Telecom discipline, applied to garbage
Ask Bauer what telecom taught him and he does not talk about networking. He talks about reliability. In a business where a dropped signal is a failure, you learn to engineer for uptime, and he says he poured that same discipline into Resynergi's hardware. It is a useful tell about how he thinks: the plastic crisis, in his framing, is less a moral lecture than an engineering problem with tolerances and yields and a deployment schedule.
That engineering temperament shows up in how Resynergi describes the machine rather than the mission. The selling points are speed, footprint, and modularity - install fast, take up little room, scale by adding units. It is a deliberately unsentimental way to sell a sentimental goal. Bauer's love for the environment is, by his own account, what drives the work; the pitch just refuses to lead with it.
2025: the year the lab became a product
For most of its life Resynergi was a promising pilot. That changed when Lummus Technology - a heavyweight in process licensing for the petrochemical world - came on board. In early 2024, Resynergi secured investment, including from Lummus, to scale CMAP. Then in March 2025 the two announced commercial availability of the microwave-powered pyrolysis modules. For a founder, that is the hinge moment: the difference between a clever demonstration and something a customer can actually buy and bolt down. Resynergi also raised Series B funding to push the technology toward commercial deployment, part of a total funding haul that has climbed past $31 million.
Partnering with a name like Lummus is a particular kind of validation. Advanced recycling has no shortage of bold claims and quiet failures, and skeptics rightly ask whether plastic-to-fuel schemes pencil out or just move pollution around. A company whose business is licensing real industrial processes choosing to commercialize your modules is a signal that the numbers survived someone else's spreadsheet.
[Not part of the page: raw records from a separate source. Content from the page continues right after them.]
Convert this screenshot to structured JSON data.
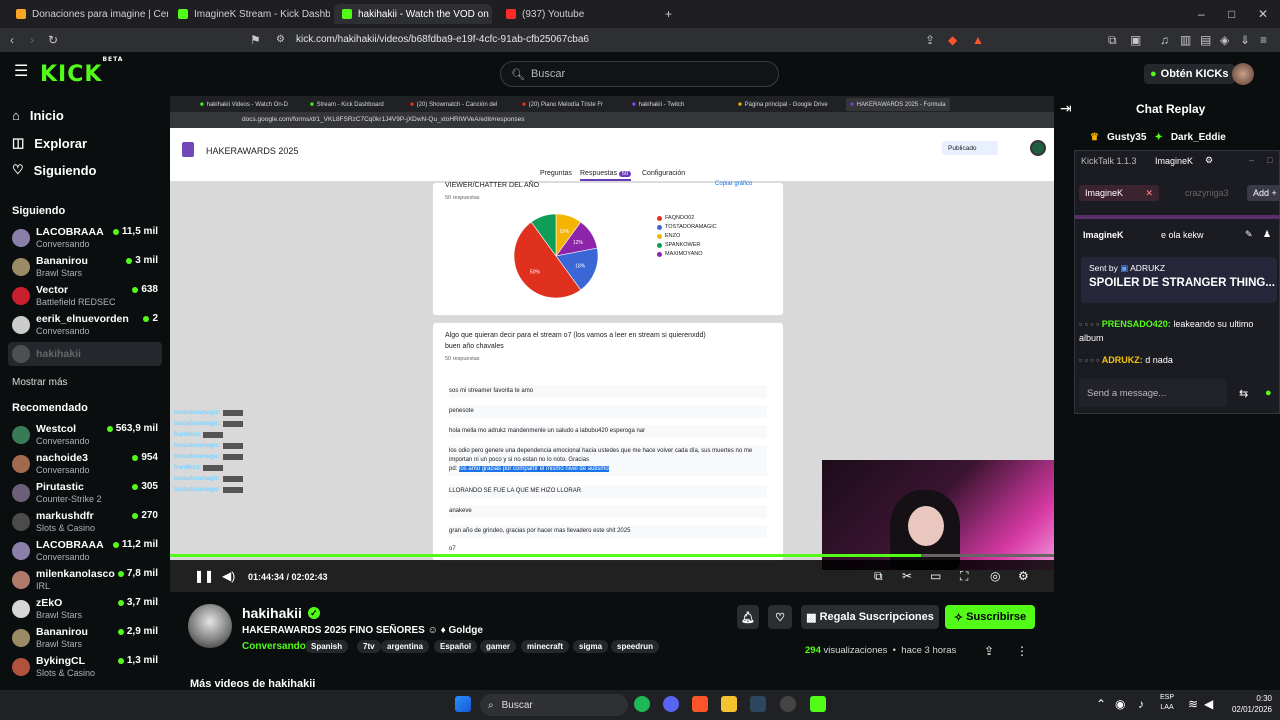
{
  "browser": {
    "tabs": [
      {
        "label": "Donaciones para imagine | Ceneka",
        "color": "#f6a623"
      },
      {
        "label": "ImagineK Stream - Kick Dashboar",
        "color": "#53fc18"
      },
      {
        "label": "hakihakii - Watch the VOD on",
        "color": "#53fc18"
      },
      {
        "label": "(937) Youtube",
        "color": "#ff2a2a"
      }
    ],
    "url": "kick.com/hakihakii/videos/b68fdba9-e19f-4cfc-91ab-cfb25067cba6"
  },
  "header": {
    "logo": "KICK",
    "logo_sup": "BETA",
    "search_placeholder": "Buscar",
    "kicks_button": "Obtén KICKs"
  },
  "sidebar": {
    "nav": [
      {
        "label": "Inicio",
        "icon": "home-icon"
      },
      {
        "label": "Explorar",
        "icon": "compass-icon"
      },
      {
        "label": "Siguiendo",
        "icon": "heart-icon"
      }
    ],
    "following_title": "Siguiendo",
    "following": [
      {
        "name": "LACOBRAAA",
        "category": "Conversando",
        "viewers": "11,5 mil",
        "color": "#8a7fa8"
      },
      {
        "name": "Bananirou",
        "category": "Brawl Stars",
        "viewers": "3 mil",
        "color": "#9b8a66"
      },
      {
        "name": "Vector",
        "category": "Battlefield REDSEC",
        "viewers": "638",
        "color": "#c8202c"
      },
      {
        "name": "eerik_elnuevorden",
        "category": "Conversando",
        "viewers": "2",
        "color": "#cccccc"
      },
      {
        "name": "hakihakii",
        "category": "",
        "viewers": "",
        "color": "#6a6a6a"
      }
    ],
    "show_more": "Mostrar más",
    "recommended_title": "Recomendado",
    "recommended": [
      {
        "name": "Westcol",
        "category": "Conversando",
        "viewers": "563,9 mil",
        "color": "#3b7a57"
      },
      {
        "name": "nachoide3",
        "category": "Conversando",
        "viewers": "954",
        "color": "#a36b4e"
      },
      {
        "name": "Pirutastic",
        "category": "Counter-Strike 2",
        "viewers": "305",
        "color": "#6b5f7a"
      },
      {
        "name": "markushdfr",
        "category": "Slots & Casino",
        "viewers": "270",
        "color": "#4b4b4b"
      },
      {
        "name": "LACOBRAAA",
        "category": "Conversando",
        "viewers": "11,2 mil",
        "color": "#8a7fa8"
      },
      {
        "name": "milenkanolasco",
        "category": "IRL",
        "viewers": "7,8 mil",
        "color": "#b07a6a"
      },
      {
        "name": "zEkO",
        "category": "Brawl Stars",
        "viewers": "3,7 mil",
        "color": "#d6d6d6"
      },
      {
        "name": "Bananirou",
        "category": "Brawl Stars",
        "viewers": "2,9 mil",
        "color": "#9b8a66"
      },
      {
        "name": "BykingCL",
        "category": "Slots & Casino",
        "viewers": "1,3 mil",
        "color": "#b0523d"
      }
    ]
  },
  "video": {
    "inner_tabs": [
      "hakihakii Videos - Watch On-D",
      "Stream - Kick Dashboard",
      "(20) Showmatch - Canción del",
      "(20) Piano Melodía Triste Fr",
      "hakihakii - Twitch",
      "Página principal - Google Drive",
      "HAKERAWARDS 2025 - Formula"
    ],
    "inner_url": "docs.google.com/forms/d/1_VKL8FSRzC7Cq0kr1J4V9P-jXDwN-Qu_xtoHRIWVeA/edit#responses",
    "form_title": "HAKERAWARDS 2025",
    "form_tabs": {
      "questions": "Preguntas",
      "responses": "Respuestas",
      "responses_count": "50",
      "settings": "Configuración"
    },
    "publish_label": "Publicado",
    "q1_title": "VIEWER/CHATTER DEL AÑO",
    "q1_count": "50 respuestas",
    "copy_chart": "Copiar gráfico",
    "pie_legend": [
      "FAQNDO02",
      "TOSTADORAMAGIC",
      "ENZO",
      "SPANKOWER",
      "MAXIMOYANO"
    ],
    "q2_title": "Algo que quieran decir para el stream o7 (los vamos a leer en stream si quierenxdd)",
    "q2_title2": "buen año chavales",
    "q2_count": "50 respuestas",
    "responses": [
      "sos mi streamer favorita te amo",
      "penesote",
      "hola mella mo adrukz mandenmenle un saludo a labubu420 esperoga nar",
      "los odio pero genere una dependencia emocional hacia ustedes que me hace volver cada día, sus muertes no me importan ni un poco y si no estan no lo noto. Gracias",
      "pd:",
      "los amo gracias por compartir el mismo nivel de autismo",
      "LLORANDO SE FUE LA QUE ME HIZO LLORAR",
      "anakeve",
      "gran año de grindeo, gracias por hacer mas llevadero este shit 2025",
      "o7"
    ],
    "overlay_chat": [
      "tostadoramagic:",
      "tostadoramagic:",
      "fran96xd:",
      "tostadoramagic:",
      "tostadoramagic:",
      "fran96xd:",
      "tostadoramagic:",
      "tostadoramagic:"
    ],
    "timecode": "01:44:34 / 02:02:43",
    "progress": 0.85
  },
  "chart_data": {
    "type": "pie",
    "title": "VIEWER/CHATTER DEL AÑO",
    "categories": [
      "FAQNDO02",
      "TOSTADORAMAGIC",
      "ENZO",
      "SPANKOWER",
      "MAXIMOYANO"
    ],
    "values": [
      50,
      18,
      10,
      10,
      12
    ],
    "colors": [
      "#e0301e",
      "#3b67d6",
      "#f4b400",
      "#0f9d58",
      "#8e24aa"
    ],
    "labels": [
      "50%",
      "18%",
      "10%",
      "",
      "12%"
    ]
  },
  "chat": {
    "title": "Chat Replay",
    "user1": "Gusty35",
    "user2": "Dark_Eddie",
    "kicktalk_title": "KickTalk 1.1.3",
    "kicktalk_user": "ImagineK",
    "tab1": "ImagineK",
    "tab2": "crazyniga3",
    "add": "Add",
    "chan_name": "ImagineK",
    "chan_title": "e ola kekw",
    "sent_by": "Sent by",
    "sender": "ADRUKZ",
    "pinned": "SPOILER DE STRANGER THING...",
    "msg1_user": "PRENSADO420:",
    "msg1_text": "leakeando su ultimo album",
    "msg2_user": "ADRUKZ:",
    "msg2_text": "d nada",
    "input_placeholder": "Send a message..."
  },
  "channel": {
    "name": "hakihakii",
    "title": "HAKERAWARDS 2025 FINO SEÑORES",
    "game_suffix": "Goldge",
    "category": "Conversando",
    "tags": [
      "Spanish",
      "7tv",
      "argentina",
      "Español",
      "gamer",
      "minecraft",
      "sigma",
      "speedrun"
    ],
    "gift_button": "Regala Suscripciones",
    "sub_button": "Suscribirse",
    "views_count": "294",
    "views_label": "visualizaciones",
    "ago": "hace 3 horas",
    "more_videos": "Más videos de hakihakii"
  },
  "taskbar": {
    "search": "Buscar",
    "lang1": "ESP",
    "lang2": "LAA",
    "time": "0:30",
    "date": "02/01/2026"
  }
}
Building it where he plans to retire
Bauer and his wife chose Sonoma County for the community and the landscape, and have spoken about retiring there. Instead of treating it as a place to wind down, he built a climate-tech company in it. He has praised the region's balanced entrepreneurial culture and the way its business leaders stay involved in the community - the kind of thing that sounds like boilerplate until you notice the founder actually located his plant in his own backyard.
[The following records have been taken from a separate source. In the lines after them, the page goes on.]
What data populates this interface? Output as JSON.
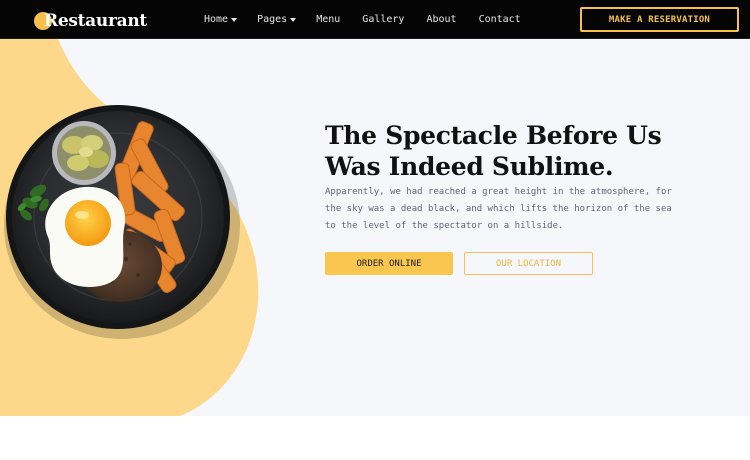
{
  "brand": {
    "name": "Restaurant"
  },
  "nav": {
    "items": [
      {
        "label": "Home",
        "has_dropdown": true
      },
      {
        "label": "Pages",
        "has_dropdown": true
      },
      {
        "label": "Menu",
        "has_dropdown": false
      },
      {
        "label": "Gallery",
        "has_dropdown": false
      },
      {
        "label": "About",
        "has_dropdown": false
      },
      {
        "label": "Contact",
        "has_dropdown": false
      }
    ],
    "cta_label": "MAKE A RESERVATION"
  },
  "hero": {
    "title_light_1": "The Spectacle ",
    "title_bold_1": "Before Us",
    "title_bold_2": "Was Indeed",
    "title_light_2": " Sublime.",
    "description": "Apparently, we had reached a great height in the atmosphere, for the sky was a dead black, and which lifts the horizon of the sea to the level of the spectator on a hillside.",
    "primary_button": "ORDER ONLINE",
    "secondary_button": "OUR LOCATION",
    "image_icon": "plate-of-food-icon"
  },
  "colors": {
    "accent": "#f9c74f",
    "nav_background": "#050505",
    "hero_background": "#f6f7fb",
    "blob": "#fdd88a"
  }
}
That choice has not been frictionless. Siting a plastic-processing facility near where people live invites scrutiny, and Resynergi's Rohnert Park operations have drawn local questions from residents about what exactly happens inside. It is the unavoidable tension of decentralized recycling: the whole premise is to put the machine close to the waste, which means close to people - and proximity buys both convenience and conversation. Bauer's bet is that a small-footprint, microwave-driven box is the version of this technology a community can actually live next to.
Where this goes is still being written. Microwave pyrolysis at commercial scale is young, and the broader chemical-recycling field has to prove its economics and its environmental math over years, not press releases. But Bauer has done the hard part founders usually stall on: he took an idea that lived in a decade of conversations, engineered it like a telecom system, and got it to the point where it has a price and a partner. For a man who had to shelve his energy dreams once, that is a satisfying kind of second act.